Back in the Saddle – A New Chapter Towards UCI Gran Fondo Worlds 2027
After a long break from blogging, I’m back—with purpose.
Over the past couple of years, road cycling has quietly but profoundly reshaped my daily life. What started as a barely thought-out promise to my dad—that I’d tag along if he ever committed to riding Halvvättern instead of his usual full Vättern—has somehow evolved into a deeply motivating pursuit of endurance, structure, and self-discovery. Now, I’m taking it one big pedal stroke further: I’m officially setting my sights on qualifying for—and racing in—the UCI Gran Fondo World Championships in Haute-Savoie, France, in 2027.
This blog will document the journey: the early morning rides, the FTP breakthroughs, the gear dilemmas, and the inevitable setbacks. I’ll share what’s working, what’s not, and how I’m managing the long climb from weekend warrior to world-championship hopeful.
The Plan: Three Years of Purpose
This isn’t just about riding more. I’ve created a structured, periodized training plan that builds over three years. Here’s the overview:
2025 — The Foundation Year
- Focus: Aerobic base, strength durability, and consistent training volume.
- Cycling Goal: Raise FTP to ~225 watts.
- Running Goal: Get comfortable running
- Weekly Load: About 8–9 hours.
- Equipment: I’m staying loyal to my trusty Emonda ALR5 for now.

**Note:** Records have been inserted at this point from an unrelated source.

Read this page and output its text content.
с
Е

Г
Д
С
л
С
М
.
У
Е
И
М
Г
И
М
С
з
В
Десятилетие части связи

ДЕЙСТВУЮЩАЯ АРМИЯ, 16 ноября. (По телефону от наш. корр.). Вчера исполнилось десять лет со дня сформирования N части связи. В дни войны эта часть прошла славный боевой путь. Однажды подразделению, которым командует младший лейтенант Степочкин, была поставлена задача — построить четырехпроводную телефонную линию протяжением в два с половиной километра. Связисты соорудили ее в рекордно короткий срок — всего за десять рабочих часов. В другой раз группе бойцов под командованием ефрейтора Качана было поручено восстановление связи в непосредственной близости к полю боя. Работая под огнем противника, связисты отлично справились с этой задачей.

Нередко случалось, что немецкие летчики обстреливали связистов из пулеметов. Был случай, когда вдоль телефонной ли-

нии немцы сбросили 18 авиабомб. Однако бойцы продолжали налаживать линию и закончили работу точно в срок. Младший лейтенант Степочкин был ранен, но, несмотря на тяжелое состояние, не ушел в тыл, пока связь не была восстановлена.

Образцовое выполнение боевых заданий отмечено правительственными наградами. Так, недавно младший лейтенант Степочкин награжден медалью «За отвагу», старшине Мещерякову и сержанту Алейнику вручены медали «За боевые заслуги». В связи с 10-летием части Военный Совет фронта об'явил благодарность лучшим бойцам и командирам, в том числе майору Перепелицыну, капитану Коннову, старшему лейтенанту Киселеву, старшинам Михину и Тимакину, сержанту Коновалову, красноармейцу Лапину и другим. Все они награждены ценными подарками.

2026 — The Race Fitness Year
- Events: Vätternrundan (target: under 9 hours), potentially a UCI qualifier Gran Fondo as a dress rehearsal.
- Cycling Goal: Push FTP to ~250 watts and CTL (Chronic Training Load) to ~75–80.
- Running Goal: Sub-25:00 5k.
- Upgrade: A carbon disc road bike enters the mix.
2027 — The Championship Year
- Peak Goal: Qualify for and race Haute-Savoie Worlds.
- Target FTP: 305 watts at 4.2–4.3 W/kg.
- CTL: Peaking around 85–90.
- Equipment: Optimization, not overhaul—fine-tuning fit and aerodynamics.
Training Structure: Balancing Stress with Structure
Right now, I’m in the “Base 1” phase. Weekly training includes:
- Zone 2 endurance rides to build aerobic capacity.
- Strength training twice a week.
- Introductory running sessions to establish consistency.
- Long rides over the summer weekends.
Why Write This?
I need this blog. Not for motivation—though that’s a nice side effect—but for clarity. Writing keeps me honest, curious, and grounded. It lets me connect the dots between physical output and mental focus, between the data and the story.
So here we go. Three years. One goal. A lot of sweat, spreadsheets, and maybe a few smashed PRs along the way.